В конце марта 1561 года Мария находилась в Реймсе у своей тетки Рене де Гиз, аббатисы монастыря Сен-Пьер де Дам, где была похоронена ее мать. Она ненадолго остановилась в Париже, где составила опись личных драгоценностей и предметов гардероба, так что она явно планировала покинуть двор.
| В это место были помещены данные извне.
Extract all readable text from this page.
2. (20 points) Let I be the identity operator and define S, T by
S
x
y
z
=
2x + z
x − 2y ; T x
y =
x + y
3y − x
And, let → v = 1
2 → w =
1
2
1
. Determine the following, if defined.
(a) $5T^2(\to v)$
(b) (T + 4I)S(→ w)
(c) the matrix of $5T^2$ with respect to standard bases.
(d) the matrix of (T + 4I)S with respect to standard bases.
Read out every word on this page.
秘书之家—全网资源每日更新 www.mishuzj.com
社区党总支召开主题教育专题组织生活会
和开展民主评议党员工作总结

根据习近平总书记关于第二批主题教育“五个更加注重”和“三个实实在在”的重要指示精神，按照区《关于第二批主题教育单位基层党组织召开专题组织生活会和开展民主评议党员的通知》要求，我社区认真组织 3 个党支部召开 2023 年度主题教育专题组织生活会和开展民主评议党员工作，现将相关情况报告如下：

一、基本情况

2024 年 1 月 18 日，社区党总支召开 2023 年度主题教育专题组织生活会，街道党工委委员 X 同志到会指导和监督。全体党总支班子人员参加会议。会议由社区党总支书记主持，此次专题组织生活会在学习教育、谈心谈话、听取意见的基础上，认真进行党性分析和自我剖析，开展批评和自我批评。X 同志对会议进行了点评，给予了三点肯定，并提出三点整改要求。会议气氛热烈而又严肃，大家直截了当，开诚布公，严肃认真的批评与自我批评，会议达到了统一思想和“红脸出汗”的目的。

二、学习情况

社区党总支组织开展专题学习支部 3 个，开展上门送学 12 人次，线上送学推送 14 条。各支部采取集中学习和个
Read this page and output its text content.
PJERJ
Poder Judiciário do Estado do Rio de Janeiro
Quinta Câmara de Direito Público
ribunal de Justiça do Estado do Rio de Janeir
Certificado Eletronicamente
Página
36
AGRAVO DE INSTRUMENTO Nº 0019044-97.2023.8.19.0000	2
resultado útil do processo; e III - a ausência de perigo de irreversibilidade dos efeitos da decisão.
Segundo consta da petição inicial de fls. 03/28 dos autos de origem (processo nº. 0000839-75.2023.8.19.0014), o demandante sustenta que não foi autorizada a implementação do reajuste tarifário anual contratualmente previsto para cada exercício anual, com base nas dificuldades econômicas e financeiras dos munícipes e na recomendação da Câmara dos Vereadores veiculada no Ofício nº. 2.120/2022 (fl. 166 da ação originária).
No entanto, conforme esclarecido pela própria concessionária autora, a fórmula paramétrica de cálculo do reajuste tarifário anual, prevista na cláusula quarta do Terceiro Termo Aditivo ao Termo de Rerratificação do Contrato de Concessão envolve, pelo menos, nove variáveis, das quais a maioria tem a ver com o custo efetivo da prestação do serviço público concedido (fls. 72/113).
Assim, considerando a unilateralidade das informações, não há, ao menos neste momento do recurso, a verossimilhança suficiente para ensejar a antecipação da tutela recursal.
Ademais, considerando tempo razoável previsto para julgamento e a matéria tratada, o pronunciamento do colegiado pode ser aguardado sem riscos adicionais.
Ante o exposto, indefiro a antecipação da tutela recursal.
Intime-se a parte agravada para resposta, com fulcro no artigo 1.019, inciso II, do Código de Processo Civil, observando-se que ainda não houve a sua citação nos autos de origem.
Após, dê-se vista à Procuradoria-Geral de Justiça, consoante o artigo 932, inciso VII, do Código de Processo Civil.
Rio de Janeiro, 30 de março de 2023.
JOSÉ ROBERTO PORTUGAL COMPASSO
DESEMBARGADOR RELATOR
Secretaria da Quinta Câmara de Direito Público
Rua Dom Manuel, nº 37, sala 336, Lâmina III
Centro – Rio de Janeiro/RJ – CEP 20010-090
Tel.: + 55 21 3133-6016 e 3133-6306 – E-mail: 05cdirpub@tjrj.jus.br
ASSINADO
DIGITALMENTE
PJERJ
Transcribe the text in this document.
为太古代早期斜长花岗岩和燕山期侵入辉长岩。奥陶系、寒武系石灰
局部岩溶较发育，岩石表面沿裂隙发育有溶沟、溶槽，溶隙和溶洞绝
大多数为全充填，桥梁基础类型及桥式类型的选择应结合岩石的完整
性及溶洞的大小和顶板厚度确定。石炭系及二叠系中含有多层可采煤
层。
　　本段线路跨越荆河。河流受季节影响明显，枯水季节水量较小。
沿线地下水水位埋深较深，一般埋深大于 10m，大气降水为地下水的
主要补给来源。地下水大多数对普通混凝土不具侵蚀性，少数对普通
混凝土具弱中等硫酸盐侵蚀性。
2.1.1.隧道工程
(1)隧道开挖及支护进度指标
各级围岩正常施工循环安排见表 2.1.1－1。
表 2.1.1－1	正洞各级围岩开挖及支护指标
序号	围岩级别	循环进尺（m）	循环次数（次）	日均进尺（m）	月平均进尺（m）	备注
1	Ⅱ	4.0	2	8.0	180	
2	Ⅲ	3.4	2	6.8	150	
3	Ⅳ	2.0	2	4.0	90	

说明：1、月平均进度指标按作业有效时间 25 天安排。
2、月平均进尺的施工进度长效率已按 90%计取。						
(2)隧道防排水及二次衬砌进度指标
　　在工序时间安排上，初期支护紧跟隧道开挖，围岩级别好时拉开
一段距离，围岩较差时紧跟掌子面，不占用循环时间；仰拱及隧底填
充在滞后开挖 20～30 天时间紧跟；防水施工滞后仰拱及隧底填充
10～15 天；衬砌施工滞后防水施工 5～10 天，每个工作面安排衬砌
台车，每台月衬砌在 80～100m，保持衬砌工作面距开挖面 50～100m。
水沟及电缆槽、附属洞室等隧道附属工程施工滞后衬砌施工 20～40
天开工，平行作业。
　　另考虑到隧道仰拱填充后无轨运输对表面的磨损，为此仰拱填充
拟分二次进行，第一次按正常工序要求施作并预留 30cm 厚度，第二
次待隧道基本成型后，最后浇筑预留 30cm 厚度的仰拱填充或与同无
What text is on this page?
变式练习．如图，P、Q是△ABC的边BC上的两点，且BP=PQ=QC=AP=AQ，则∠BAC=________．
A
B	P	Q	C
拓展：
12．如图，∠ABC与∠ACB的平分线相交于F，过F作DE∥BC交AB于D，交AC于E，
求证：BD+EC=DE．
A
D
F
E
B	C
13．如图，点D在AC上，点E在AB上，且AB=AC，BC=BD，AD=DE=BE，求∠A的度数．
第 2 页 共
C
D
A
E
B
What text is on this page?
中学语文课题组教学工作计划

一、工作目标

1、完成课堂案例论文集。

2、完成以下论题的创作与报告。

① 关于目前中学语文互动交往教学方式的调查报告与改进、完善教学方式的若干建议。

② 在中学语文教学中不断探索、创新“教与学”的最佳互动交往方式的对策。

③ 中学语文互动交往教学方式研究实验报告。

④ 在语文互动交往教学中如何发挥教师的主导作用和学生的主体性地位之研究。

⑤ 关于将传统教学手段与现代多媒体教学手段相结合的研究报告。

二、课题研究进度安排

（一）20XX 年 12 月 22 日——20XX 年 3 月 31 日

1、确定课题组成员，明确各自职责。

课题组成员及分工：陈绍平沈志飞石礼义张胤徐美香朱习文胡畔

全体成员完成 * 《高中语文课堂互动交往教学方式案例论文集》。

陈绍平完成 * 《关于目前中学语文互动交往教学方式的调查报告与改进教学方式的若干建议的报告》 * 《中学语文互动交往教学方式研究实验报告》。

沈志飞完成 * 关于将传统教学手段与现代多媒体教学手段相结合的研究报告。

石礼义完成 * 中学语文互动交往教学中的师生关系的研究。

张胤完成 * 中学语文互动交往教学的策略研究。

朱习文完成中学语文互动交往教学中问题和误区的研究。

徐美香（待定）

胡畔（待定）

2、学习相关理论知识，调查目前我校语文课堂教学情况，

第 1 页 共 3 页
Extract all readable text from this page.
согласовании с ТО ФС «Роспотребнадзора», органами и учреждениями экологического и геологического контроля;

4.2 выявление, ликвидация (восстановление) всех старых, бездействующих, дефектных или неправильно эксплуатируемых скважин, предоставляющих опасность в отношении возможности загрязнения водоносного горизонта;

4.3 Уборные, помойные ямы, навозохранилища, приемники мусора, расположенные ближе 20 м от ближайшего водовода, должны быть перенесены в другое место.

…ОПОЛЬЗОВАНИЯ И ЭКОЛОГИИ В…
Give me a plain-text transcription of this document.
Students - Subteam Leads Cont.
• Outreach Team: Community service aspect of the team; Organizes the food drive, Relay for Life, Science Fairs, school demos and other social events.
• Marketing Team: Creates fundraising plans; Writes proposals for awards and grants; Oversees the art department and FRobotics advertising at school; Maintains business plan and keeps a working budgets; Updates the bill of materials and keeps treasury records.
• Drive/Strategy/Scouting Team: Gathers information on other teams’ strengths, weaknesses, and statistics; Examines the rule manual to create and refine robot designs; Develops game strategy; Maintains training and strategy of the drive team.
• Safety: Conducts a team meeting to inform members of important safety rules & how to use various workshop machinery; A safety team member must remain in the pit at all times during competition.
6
Тому обстоятельству, что Мария была фактически изгнана от двора Екатериной, придавалось слишком большое значение. Пятнадцать лет спустя испанский посол Дельбена «долго перечислял прошлые события, чтобы показать, что королева-мать никогда не любила шотландскую королеву». Молодой шотландский дворянин Джеймс Мелвилл из Халхилла, паж коннетабля Монморанси, сообщал: «Королева-мать рада избавиться от правления дома Гизов и из-за них самих, и потому, что терпеть не может нашу королеву». Правда, однако, была куда проще. Мария была восемнадцатилетней вдовой, не имевшей при дворе близких родственников. При ней все еще находились ее четыре Марии, но они представляли собой нечто среднее между личными слугами и друзьями детства. Марии же, попросту говоря, нужен был кто-то, кому можно поплакаться, и Рене подходила на эту роль идеально. В монастыре Мария могла обрести покой до тех пор, пока не высохнут ее слезы, — по крайней мере, на первое время.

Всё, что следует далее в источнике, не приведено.